Sinking software company Baan has hired an investment firm to provide strategic advice to its US operation, but local MD Gerhard Rumpff won't speculate on the outcome.
Rumpff said Baan and investment firm Lazard Freres & Co will discuss funding strategies, including the possibility of selling off peripheral elements of the company.
"They will give us advice on what is the best way to get equity without diluting our shareholding," he said. "They may also help us to look at some areas where we can divest off certain parts of the business. We have a very broad range, and some products do not necessarily need to be part of our core business."
He said any business decision made by Baan in the US would not automatically force Baan's Asia-Pacific operation to follow suit. "Unless it is something major, I don't think it will affect the Australian operation," he said.

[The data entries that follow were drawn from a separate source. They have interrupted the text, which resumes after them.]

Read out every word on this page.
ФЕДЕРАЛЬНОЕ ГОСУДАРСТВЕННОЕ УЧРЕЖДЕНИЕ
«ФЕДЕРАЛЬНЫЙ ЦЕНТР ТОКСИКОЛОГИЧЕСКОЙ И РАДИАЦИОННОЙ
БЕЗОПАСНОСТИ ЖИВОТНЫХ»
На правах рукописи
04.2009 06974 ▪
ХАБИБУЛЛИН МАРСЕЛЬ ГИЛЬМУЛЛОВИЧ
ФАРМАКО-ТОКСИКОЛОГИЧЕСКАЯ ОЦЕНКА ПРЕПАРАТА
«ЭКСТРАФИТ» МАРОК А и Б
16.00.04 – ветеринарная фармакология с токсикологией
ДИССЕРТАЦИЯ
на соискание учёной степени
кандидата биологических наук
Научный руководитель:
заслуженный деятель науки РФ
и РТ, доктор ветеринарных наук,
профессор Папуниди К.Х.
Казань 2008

Rumpff said the possible sale would not affect service and support to existing Baan customers in the meantime.
Baan's announcement last week that it would hire Lazard Freres & Co to "assist in raising additional equity and evaluating the company's long-term strategic alternatives", arrived as Baan reported a $US236 million net loss for the fourth quarter of last year.
Baan lost a total of $US289 million last year on revenue of $635 million, and the company has had four CEOs since mid-1998. Pierre Everaert, who took over that job on an interim basis after former CEO Mary Coleman resigned last month, said in a statement yesterday that Baan "continues to be in a challenging environment".
Rumpff said that while it was possible the investment firm would advise Baan to put itself up for sale, he did not know how likely this outcome would be. "Anything can happen these days. Even successful companies can be bought," he said.
Aside from selling off all or part of the company, Rumpff would not speculate on other means by which Baan could raise equity.